In the process of neuronal inflammation, an increased in inflammatory cytokines (IL-1β, IL-6 and TNF-α) from immune cells (leukocytes and macrophages), brain cells (microglia, astrocytes and neurons) and in hippocampus, amygdala occurs. Raise the level of cytokines result in reduced in production of molecules that are related to plasticity, especially BDNF, IGF-1 and VEGF. Microglia activation lead to suppression of neurogenesis, differentiation of NPCs, decrease in long-term potentiation (LTP) and induction of learning and memory impairment. Also, the phenomenon of nerve inflammation with an increase in the level of TNFα cause inhibition of astrocytes in the removal of glutamate and led to neuronal death. Elevated in TNFα level result in increased activity of the iNOS enzyme that is available in astrocytes in the CA1 hippocampus and it is responsible for increase in oxidant molecules and depression of LTP. Furthermore, the increase in inflammatory reaction mediators result in subsequent neurotoxic consequences. Indeed, inflammatory factors deliberate as a predisposing agent for neurodegenerative disease. Boswellia serrate from Burseracea family, it's resin (Frankincense or Ollibanum) and the main constituent of this resin (boswellic acid) play important role in suppression of neuronal inflammation with inhibition of 5-lipoxygenase, Prostaglandin E2 formation and expression of inflammatory cytokines and chemokines. Boswellia serrate and its derivatives with anti-inflammatory properties have therapeutic effects on memory retention, decrease in brain edema, facilitation in nerve impulse, improve the pathogenesis of neuroinflammatory disease like Alzheimer's disease.

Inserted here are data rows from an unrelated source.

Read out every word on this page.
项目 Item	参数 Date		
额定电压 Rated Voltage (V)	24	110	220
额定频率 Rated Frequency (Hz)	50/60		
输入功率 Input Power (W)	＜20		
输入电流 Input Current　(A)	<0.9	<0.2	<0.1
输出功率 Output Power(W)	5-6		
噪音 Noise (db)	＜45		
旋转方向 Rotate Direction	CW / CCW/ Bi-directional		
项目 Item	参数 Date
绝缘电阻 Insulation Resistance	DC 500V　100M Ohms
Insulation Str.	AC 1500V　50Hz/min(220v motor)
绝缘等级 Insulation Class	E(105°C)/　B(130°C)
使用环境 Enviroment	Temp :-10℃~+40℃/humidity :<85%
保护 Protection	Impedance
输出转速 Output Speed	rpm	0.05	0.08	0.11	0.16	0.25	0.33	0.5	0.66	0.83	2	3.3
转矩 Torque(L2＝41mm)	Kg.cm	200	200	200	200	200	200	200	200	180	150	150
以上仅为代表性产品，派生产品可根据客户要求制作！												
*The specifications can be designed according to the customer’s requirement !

Many chemicals with broad industrial, pharmaceutical and agricultural application produce a neurotoxic syndrome in humans and experimental animals involving weight loss, skeletal muscle weakness and ataxia. Neurotoxicity is defined as a structural change or a functional alteration of the nervous system resulting from exposure to a chemical, biological or physical agent. Neurotoxicity including Neuronopathia, Axonopathia and myelopathies. The causes of Neuropathies Are Doxorubicin, Methyl Mercury. Axonopathies causes of Gamma-Diketones, β′-Iminodipropionitrile, Acrylamide and Myelopathies causes of Hexachlorophene Tellurium, Lead. Acrylamide (ACR) as a chemical industry is a poison in foods prepared at high temperatures and is the most important neurotoxic agent. Humans that workers in factories are more susceptible for peripheral neuropathies of these toxic agent at high doses. The first symptoms are observed in Pacinian corpuscles, muscle spindles and the nerve terminal. These side effects is result from additions of neurofilaments at the nerve terminal. Developing of Para nodal swellings, cause myelin withdrawal. In additional, Acrylamide lead to sensory axonopathy, Axonal degeneration and peripheral neuropathy. In study mention that, mild ataxia, typical ataxia and hind limb weakness were appeared with 10 mg/kg and 20 mg/kg respectively. The GAP-43 protein marker, is tested for assess of neuronal function that is related to hippocampal neuronal growth, promoting axonal elongation and retaining axonal morphology. Also GAP-43 protein may modulate the transmission of neural signals because of extensively distribution at the axonal terminate. ACR exposure cause inhibition of expression of GAP-43, so may result in disturbance in axonal growth, synaptic terminal vesicles, mitochondria, synaptic inhibition and eventually, terminate the retrograde and anterograde axonal transport. In more recent studies were suggested that ACR, even in its low-dose, can lead to neurological symptoms and nerve terminal degeneration like axonopathy.